How much does home internet cost on Koh Samui?

A solid residential fibre line in the main towns typically costs around ฿500–800 a month from providers like AIS Fibre, True Online and 3BB, with higher tiers costing more. Many rentals already have a line installed. Costs and availability drop off in the hills and on the west coast, so confirm the provider and speed for the specific property before you commit.

Can I use an eSIM in Koh Samui?

Yes. If your phone supports eSIM, you can buy a Thai eSIM before you travel and land already connected, which is handy for arranging transport on arrival. Many travellers use an eSIM for the first few days and then add a local physical prepaid SIM for the best long-term data rates. AIS, True and dtac all operate on the island.

What happens to the internet during the monsoon on Koh Samui?

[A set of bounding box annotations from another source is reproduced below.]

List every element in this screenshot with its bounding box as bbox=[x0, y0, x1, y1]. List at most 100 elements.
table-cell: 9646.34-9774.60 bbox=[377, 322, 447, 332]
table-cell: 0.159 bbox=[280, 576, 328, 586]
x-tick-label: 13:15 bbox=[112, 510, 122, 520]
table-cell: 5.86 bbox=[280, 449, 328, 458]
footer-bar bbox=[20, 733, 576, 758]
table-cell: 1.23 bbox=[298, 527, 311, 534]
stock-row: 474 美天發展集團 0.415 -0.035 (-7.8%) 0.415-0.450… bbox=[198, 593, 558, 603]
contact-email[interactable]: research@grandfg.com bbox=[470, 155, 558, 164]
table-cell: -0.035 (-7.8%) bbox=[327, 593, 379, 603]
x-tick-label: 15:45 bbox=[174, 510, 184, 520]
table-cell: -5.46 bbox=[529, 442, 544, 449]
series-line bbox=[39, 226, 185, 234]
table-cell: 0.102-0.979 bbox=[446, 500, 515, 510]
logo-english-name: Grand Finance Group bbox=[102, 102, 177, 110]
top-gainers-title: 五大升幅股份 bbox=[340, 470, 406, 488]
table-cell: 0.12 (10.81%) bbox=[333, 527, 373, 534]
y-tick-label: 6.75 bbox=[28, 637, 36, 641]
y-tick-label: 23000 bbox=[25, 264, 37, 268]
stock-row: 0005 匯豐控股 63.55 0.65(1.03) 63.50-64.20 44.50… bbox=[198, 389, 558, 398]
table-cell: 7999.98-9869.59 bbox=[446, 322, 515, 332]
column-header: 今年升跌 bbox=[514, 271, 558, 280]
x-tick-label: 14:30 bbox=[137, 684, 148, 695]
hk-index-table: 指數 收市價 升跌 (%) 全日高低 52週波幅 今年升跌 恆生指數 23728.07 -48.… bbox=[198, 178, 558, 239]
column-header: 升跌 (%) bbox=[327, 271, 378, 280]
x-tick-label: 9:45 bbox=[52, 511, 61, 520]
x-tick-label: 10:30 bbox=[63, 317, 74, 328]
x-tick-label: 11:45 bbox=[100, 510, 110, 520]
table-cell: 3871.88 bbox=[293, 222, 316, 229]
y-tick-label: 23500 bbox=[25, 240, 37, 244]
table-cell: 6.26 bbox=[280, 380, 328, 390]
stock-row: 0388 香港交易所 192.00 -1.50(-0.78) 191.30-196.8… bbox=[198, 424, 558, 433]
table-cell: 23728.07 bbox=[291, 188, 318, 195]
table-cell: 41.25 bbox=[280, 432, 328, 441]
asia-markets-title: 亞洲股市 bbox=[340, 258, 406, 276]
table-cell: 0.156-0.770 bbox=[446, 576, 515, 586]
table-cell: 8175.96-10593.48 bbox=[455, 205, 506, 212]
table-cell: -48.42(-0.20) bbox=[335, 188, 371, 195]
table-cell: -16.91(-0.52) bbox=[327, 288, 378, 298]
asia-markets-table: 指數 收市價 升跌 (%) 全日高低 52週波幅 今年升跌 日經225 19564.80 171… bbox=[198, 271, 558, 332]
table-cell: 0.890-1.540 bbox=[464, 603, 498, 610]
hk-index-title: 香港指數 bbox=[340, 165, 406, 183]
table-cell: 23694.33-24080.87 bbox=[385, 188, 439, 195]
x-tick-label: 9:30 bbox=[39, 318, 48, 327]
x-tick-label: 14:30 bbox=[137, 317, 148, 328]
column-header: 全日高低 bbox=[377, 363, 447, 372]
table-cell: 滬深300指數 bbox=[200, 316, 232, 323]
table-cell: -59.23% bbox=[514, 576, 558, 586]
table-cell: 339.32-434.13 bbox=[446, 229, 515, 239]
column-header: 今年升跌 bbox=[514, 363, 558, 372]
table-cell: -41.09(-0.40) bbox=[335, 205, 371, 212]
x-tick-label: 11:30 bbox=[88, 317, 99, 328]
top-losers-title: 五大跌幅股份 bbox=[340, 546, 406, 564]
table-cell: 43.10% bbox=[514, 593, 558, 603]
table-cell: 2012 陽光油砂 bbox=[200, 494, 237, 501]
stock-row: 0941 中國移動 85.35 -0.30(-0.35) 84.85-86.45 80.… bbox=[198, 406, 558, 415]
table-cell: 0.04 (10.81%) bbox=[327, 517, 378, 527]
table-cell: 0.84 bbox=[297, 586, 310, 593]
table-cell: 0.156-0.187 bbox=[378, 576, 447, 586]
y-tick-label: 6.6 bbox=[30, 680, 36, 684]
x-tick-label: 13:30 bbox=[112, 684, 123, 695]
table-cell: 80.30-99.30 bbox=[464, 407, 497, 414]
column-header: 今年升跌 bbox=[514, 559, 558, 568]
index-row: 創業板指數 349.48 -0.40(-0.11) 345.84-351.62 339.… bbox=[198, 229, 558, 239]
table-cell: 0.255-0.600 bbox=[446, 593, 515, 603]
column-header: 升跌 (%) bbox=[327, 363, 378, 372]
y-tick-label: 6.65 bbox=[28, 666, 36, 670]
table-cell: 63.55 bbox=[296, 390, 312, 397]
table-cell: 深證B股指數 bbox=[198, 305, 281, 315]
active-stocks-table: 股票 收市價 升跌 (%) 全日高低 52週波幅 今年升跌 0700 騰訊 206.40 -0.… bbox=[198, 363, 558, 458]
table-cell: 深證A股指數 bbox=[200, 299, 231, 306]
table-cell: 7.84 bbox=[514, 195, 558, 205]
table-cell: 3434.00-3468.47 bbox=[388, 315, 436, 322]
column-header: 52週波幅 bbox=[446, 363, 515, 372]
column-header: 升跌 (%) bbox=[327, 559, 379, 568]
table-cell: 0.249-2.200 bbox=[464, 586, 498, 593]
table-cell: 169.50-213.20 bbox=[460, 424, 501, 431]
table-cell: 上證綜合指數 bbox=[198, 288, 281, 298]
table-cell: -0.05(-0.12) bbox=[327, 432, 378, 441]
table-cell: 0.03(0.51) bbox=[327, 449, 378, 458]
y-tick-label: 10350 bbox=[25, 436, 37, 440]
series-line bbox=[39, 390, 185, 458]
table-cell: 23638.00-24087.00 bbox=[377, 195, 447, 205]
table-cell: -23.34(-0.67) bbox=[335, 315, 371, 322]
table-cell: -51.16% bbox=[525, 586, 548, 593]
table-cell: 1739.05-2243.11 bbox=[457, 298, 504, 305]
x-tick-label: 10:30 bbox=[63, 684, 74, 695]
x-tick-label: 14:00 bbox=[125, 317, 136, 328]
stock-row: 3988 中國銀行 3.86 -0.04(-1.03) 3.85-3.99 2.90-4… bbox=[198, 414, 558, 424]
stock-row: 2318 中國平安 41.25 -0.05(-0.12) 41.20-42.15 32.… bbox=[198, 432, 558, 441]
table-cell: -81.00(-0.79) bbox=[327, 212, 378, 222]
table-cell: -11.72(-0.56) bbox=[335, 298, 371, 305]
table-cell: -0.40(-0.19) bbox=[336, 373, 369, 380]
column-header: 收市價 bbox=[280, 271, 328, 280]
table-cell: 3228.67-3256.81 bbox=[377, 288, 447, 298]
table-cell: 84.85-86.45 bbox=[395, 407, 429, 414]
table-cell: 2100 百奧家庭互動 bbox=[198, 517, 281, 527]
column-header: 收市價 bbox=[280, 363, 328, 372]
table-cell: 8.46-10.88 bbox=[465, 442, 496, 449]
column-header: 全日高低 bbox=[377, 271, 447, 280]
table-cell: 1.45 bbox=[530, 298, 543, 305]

Samui's wettest months (roughly October to December) can bring a few hours of internet or power disruption during heavy storms, though it is usually short-lived rather than constant. This is exactly why a backup matters: keep a mobile SIM with plenty of data so you can tether when the fibre drops, and know a coworking space or cafe you can decamp to if your whole area is affected.

Where can I work if my home internet goes down on Koh Samui?

Coworking spaces are the reliable fallback: Koh Space in Fisherman's Village (Bophut), Hub Samui in Chaweng, and Be Productive near Lamai Beach. Day passes are affordable (Koh Space from around ฿350, monthly memberships from roughly ฿5,000), and many cafes in the main towns have usable wifi. Pairing a coworking option with a strong mobile-data plan turns an outage into a minor inconvenience.